Wednesday, February 27, 2013

Sections of my library

A question that comes up quite often in my Professional Learning Community is this: where do you put book x? Book x of course being their example and not a book with the title X. It's always interesting to see how many different answers people will give.
At my school library I'm not dealing with a large collection - around 5000 books at most. I have a large room but it must house a number of things, including tables, computers, shelving, circulation desk, a photocopier and a Steinway grand. Yes, there is a grand piano in my library. My library looks out at the courtyard. It's a lovely space.
It is also naturally divided into two sections. People can use it as one whole room and spread out or two groups can use it at once. I've used that division to help organize the books - fiction on one side and non-fiction and specialized on the other side.
My fiction is divided. I have series fiction, graphic novels and then fiction. Not all of the graphic novels are fiction but I didn't want to lose them in the non-fiction. I use letters on the spine labels to designate each section - S FIC XXX is a series novel, G FIC XXX or G ###.## XXX is a graphic novel and then just FIC XXX for regular fiction. I was finding that a number of kids wanted to read series but had a hard time finding them in the shelves when they weren't separate. Part of this was a shelving issue - sometimes they wouldn't be together on the shelf: one might be at the start of that alphabetical section while the other could be 3/4 of the way through. I need to take on the project of labeling - designating different subsections and areas of interest (LGBTQ, Fantasy, etc). I then have a "New" display and display novels that are newer there. I try to slowly put them out so there's always a supply of them, no matter how my budget looks at that point.

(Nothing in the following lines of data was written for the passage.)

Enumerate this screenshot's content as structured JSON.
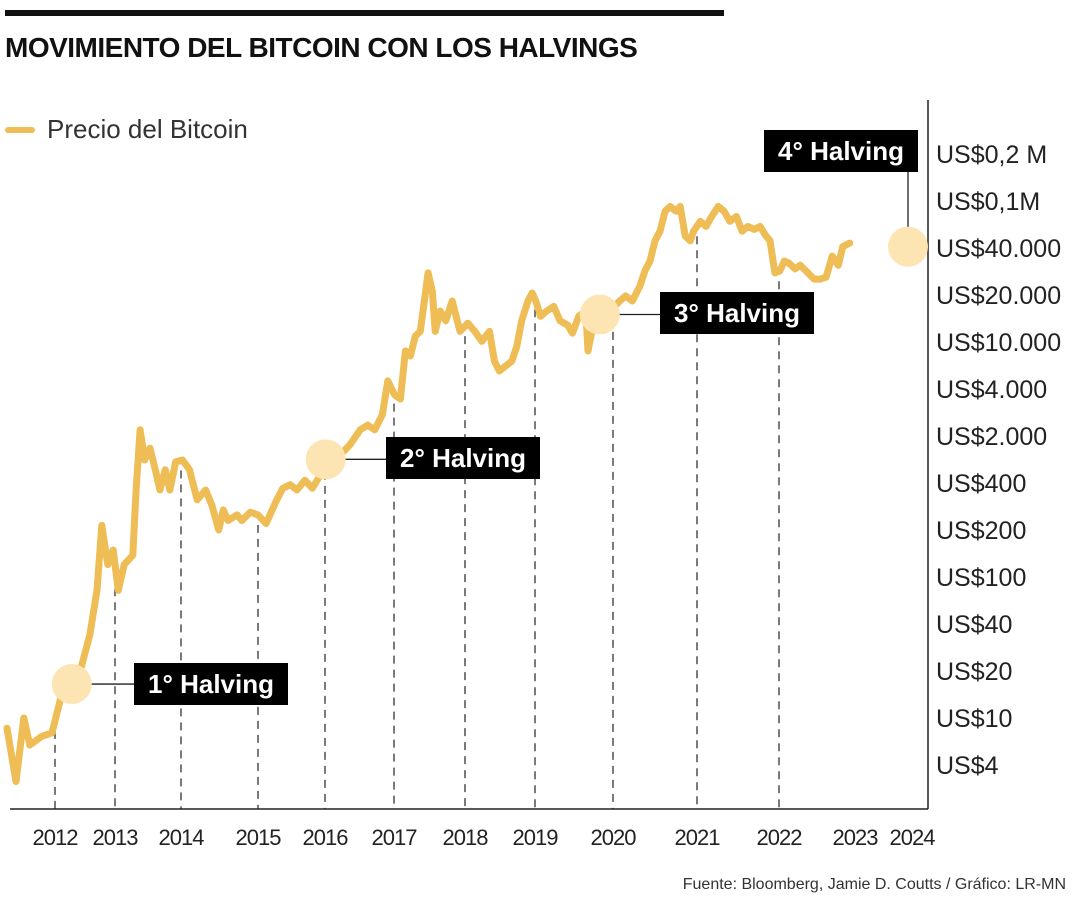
{
  "title": "MOVIMIENTO DEL BITCOIN CON LOS HALVINGS",
  "source": "Fuente: Bloomberg, Jamie D. Coutts / Gráfico: LR-MN",
  "colors": {
    "line": "#efbd55",
    "halving_marker": "#fde5b3",
    "label_bg": "#000000",
    "axis": "#222222"
  },
  "chart_data": {
    "type": "line",
    "title": "MOVIMIENTO DEL BITCOIN CON LOS HALVINGS",
    "xlabel": "",
    "ylabel": "",
    "y_scale": "log (uneven tick spacing)",
    "grid": "dashed vertical lines at each year",
    "legend_position": "top-left",
    "x_ticks": [
      "2012",
      "2013",
      "2014",
      "2015",
      "2016",
      "2017",
      "2018",
      "2019",
      "2020",
      "2021",
      "2022",
      "2023",
      "2024"
    ],
    "y_ticks": [
      {
        "label": "US$4",
        "value": 4
      },
      {
        "label": "US$10",
        "value": 10
      },
      {
        "label": "US$20",
        "value": 20
      },
      {
        "label": "US$40",
        "value": 40
      },
      {
        "label": "US$100",
        "value": 100
      },
      {
        "label": "US$200",
        "value": 200
      },
      {
        "label": "US$400",
        "value": 400
      },
      {
        "label": "US$2.000",
        "value": 2000
      },
      {
        "label": "US$4.000",
        "value": 4000
      },
      {
        "label": "US$10.000",
        "value": 10000
      },
      {
        "label": "US$20.000",
        "value": 20000
      },
      {
        "label": "US$40.000",
        "value": 40000
      },
      {
        "label": "US$0,1M",
        "value": 100000
      },
      {
        "label": "US$0,2 M",
        "value": 200000
      }
    ],
    "series": [
      {
        "name": "Precio del Bitcoin",
        "points": [
          [
            2011.2,
            8.2
          ],
          [
            2011.35,
            2.9
          ],
          [
            2011.48,
            10
          ],
          [
            2011.58,
            5.9
          ],
          [
            2011.78,
            7
          ],
          [
            2011.95,
            7.5
          ],
          [
            2012.12,
            14.6
          ],
          [
            2012.42,
            20
          ],
          [
            2012.58,
            34
          ],
          [
            2012.7,
            77
          ],
          [
            2012.78,
            214
          ],
          [
            2012.88,
            120
          ],
          [
            2012.97,
            149
          ],
          [
            2013.05,
            77
          ],
          [
            2013.14,
            120
          ],
          [
            2013.27,
            138
          ],
          [
            2013.32,
            361
          ],
          [
            2013.38,
            2190
          ],
          [
            2013.45,
            880
          ],
          [
            2013.53,
            1320
          ],
          [
            2013.61,
            630
          ],
          [
            2013.68,
            361
          ],
          [
            2013.76,
            630
          ],
          [
            2013.83,
            361
          ],
          [
            2013.92,
            825
          ],
          [
            2014.02,
            880
          ],
          [
            2014.11,
            630
          ],
          [
            2014.21,
            312
          ],
          [
            2014.32,
            361
          ],
          [
            2014.4,
            289
          ],
          [
            2014.49,
            200
          ],
          [
            2014.55,
            269
          ],
          [
            2014.61,
            230
          ],
          [
            2014.73,
            250
          ],
          [
            2014.79,
            230
          ],
          [
            2014.9,
            260
          ],
          [
            2015.0,
            250
          ],
          [
            2015.12,
            220
          ],
          [
            2015.28,
            312
          ],
          [
            2015.37,
            370
          ],
          [
            2015.48,
            390
          ],
          [
            2015.58,
            361
          ],
          [
            2015.7,
            440
          ],
          [
            2015.81,
            370
          ],
          [
            2015.93,
            525
          ],
          [
            2016.01,
            880
          ],
          [
            2016.22,
            1050
          ],
          [
            2016.36,
            1470
          ],
          [
            2016.51,
            2190
          ],
          [
            2016.62,
            2350
          ],
          [
            2016.72,
            2190
          ],
          [
            2016.83,
            2730
          ],
          [
            2016.91,
            4680
          ],
          [
            2017.01,
            3660
          ],
          [
            2017.09,
            3450
          ],
          [
            2017.16,
            8400
          ],
          [
            2017.23,
            7600
          ],
          [
            2017.3,
            10900
          ],
          [
            2017.37,
            11700
          ],
          [
            2017.48,
            27700
          ],
          [
            2017.54,
            21200
          ],
          [
            2017.58,
            11700
          ],
          [
            2017.65,
            15800
          ],
          [
            2017.73,
            13700
          ],
          [
            2017.82,
            18300
          ],
          [
            2017.93,
            11700
          ],
          [
            2018.04,
            13200
          ],
          [
            2018.14,
            11700
          ],
          [
            2018.24,
            10100
          ],
          [
            2018.35,
            11700
          ],
          [
            2018.42,
            6900
          ],
          [
            2018.49,
            5680
          ],
          [
            2018.58,
            6260
          ],
          [
            2018.67,
            6900
          ],
          [
            2018.74,
            9200
          ],
          [
            2018.81,
            13700
          ],
          [
            2018.9,
            18300
          ],
          [
            2018.96,
            20600
          ],
          [
            2019.01,
            18300
          ],
          [
            2019.07,
            14600
          ],
          [
            2019.15,
            15800
          ],
          [
            2019.24,
            16900
          ],
          [
            2019.32,
            13700
          ],
          [
            2019.42,
            12800
          ],
          [
            2019.48,
            11400
          ],
          [
            2019.56,
            14600
          ],
          [
            2019.65,
            15800
          ],
          [
            2019.68,
            8400
          ],
          [
            2019.73,
            11700
          ],
          [
            2019.83,
            14600
          ],
          [
            2019.96,
            15800
          ],
          [
            2020.08,
            18300
          ],
          [
            2020.15,
            19700
          ],
          [
            2020.23,
            18300
          ],
          [
            2020.32,
            22800
          ],
          [
            2020.38,
            28500
          ],
          [
            2020.44,
            33000
          ],
          [
            2020.5,
            46000
          ],
          [
            2020.56,
            55500
          ],
          [
            2020.62,
            82000
          ],
          [
            2020.68,
            90000
          ],
          [
            2020.75,
            82000
          ],
          [
            2020.8,
            90000
          ],
          [
            2020.86,
            50600
          ],
          [
            2020.92,
            46000
          ],
          [
            2020.96,
            55500
          ],
          [
            2021.04,
            67300
          ],
          [
            2021.11,
            61000
          ],
          [
            2021.18,
            74000
          ],
          [
            2021.26,
            90000
          ],
          [
            2021.33,
            82000
          ],
          [
            2021.4,
            67300
          ],
          [
            2021.48,
            74000
          ],
          [
            2021.55,
            55500
          ],
          [
            2021.62,
            61000
          ],
          [
            2021.7,
            57500
          ],
          [
            2021.77,
            61000
          ],
          [
            2021.84,
            50600
          ],
          [
            2021.89,
            46000
          ],
          [
            2021.95,
            27700
          ],
          [
            2022.01,
            28500
          ],
          [
            2022.07,
            33000
          ],
          [
            2022.13,
            32000
          ],
          [
            2022.21,
            29400
          ],
          [
            2022.28,
            31000
          ],
          [
            2022.38,
            27700
          ],
          [
            2022.46,
            25300
          ],
          [
            2022.54,
            25300
          ],
          [
            2022.62,
            26000
          ],
          [
            2022.7,
            35500
          ],
          [
            2022.78,
            31000
          ],
          [
            2022.84,
            41200
          ],
          [
            2022.93,
            44000
          ]
        ]
      }
    ],
    "halvings": [
      {
        "label": "1° Halving",
        "x": 2012.28,
        "y": 16.5
      },
      {
        "label": "2° Halving",
        "x": 2016.01,
        "y": 900
      },
      {
        "label": "3° Halving",
        "x": 2019.83,
        "y": 15000
      },
      {
        "label": "4° Halving",
        "x": 2023.93,
        "y": 41000
      }
    ]
  }
}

My non-fiction is fairly straightforward. I use Dewey and go from 001 to 999. Then I skip a shelf and have my languages section - French and Spanish mostly and a mix of fiction and non. Those are designated with a FR FIC XXX or FR ###.## XXX. Then another shelf is skipped and I have Holocaust related materials - we do a lot of work with the Holocaust. And then my reference section, which is small. I have a set each of English, Spanish and French encyclopedias as well as some tomes that are more reference like.
The last section in the library is one I keep having to rehome. Right now a lot of it is on carts. It's my local literature section - books, both fiction and non from Newfoundland and Labrador. This is one section that I've not weeded - it's got some old books which aren't in print any more. I really need to sort this one out - I'm out of room where it is so I may need to return it to the section from whence it came - a cubby on the fiction side.
Every library is different - that's mine!